Fact vs Fiction: Facebook Friend Request Is A Hacker
Posted by Meredith Bardsley on 12 August 2019 11:19 am
We’ve all seen them, in fact I saw one yesterday. !!!!!! Do not accept friend request from XXXXXX XXXXX she’s a hacker!!!!! But is it true? What will really happen if you accept a friend request from someone you don’t know? They will have access to your personal information (which you shouldn’t allow anyway), but if someone tells you a Facebook friend request is a hacker, does thaty really mean they will hack your computer and all of your Facebook friends’ computers? Let’s find out.
What’s mentioned above is actually a hoax and it has been running around Facebook for quite a bit of time. And while it is true that there are people out there copying profile images and names, posing as an individual, in effect creating a duplicate account, going through and requesting all of your friends again, they aren’t hackers.
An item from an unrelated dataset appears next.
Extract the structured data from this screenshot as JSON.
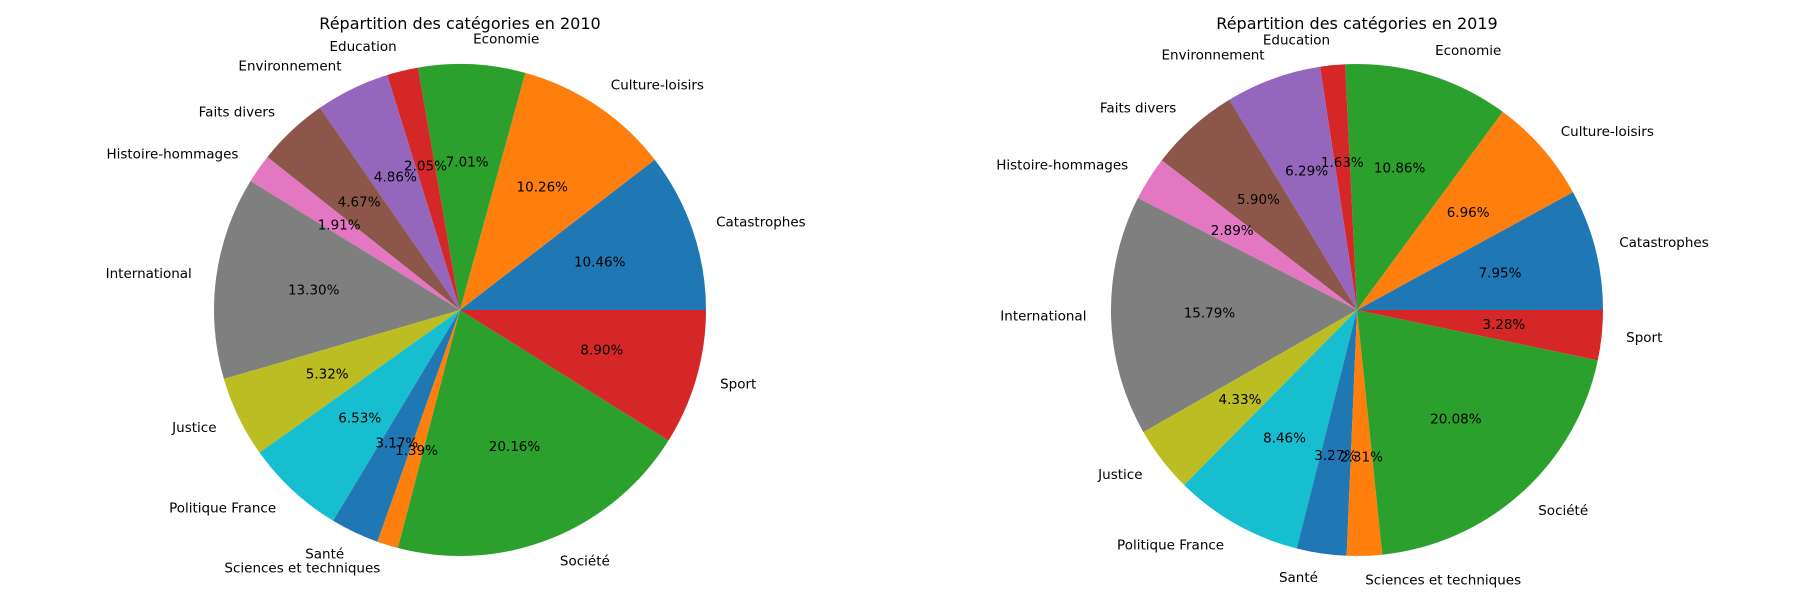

Snopes provides several examples of what this hoax look like below:
These messages are circulated around and around with names swapped out randomly. And with names you would know, making you more likely to believe the hoax.
One of the most widely used hoaxes is to not accept friend requests from hackers named Christopher XXXXXX and Jessica XXXXX or they will somehow figure out your computer’s ID and address.
If you open a message that contains a link, NEVER click on it. This goes for anything, a message, an email message, even if it isn’t coming from a hoax like this. Always go to the source. Links can contain a virus which can infect your computer, and can gain access to bank accounts and so much more.
There was another hoax involving all the major internet email players like Hotmail, AOL, Yahoo and others. Microsoft and Norton sent users an email warning them they might receive an email titled “Mail Server Report”. Advising them that when they opened it, they would get a disturbing message stating that “It is too late now, your life is no longer beautiful.” Users would lose everything in their computer. They were asked to pass it on immediately.
Subsequently there were different variations of this in Italy, West Africa, and again in the United States.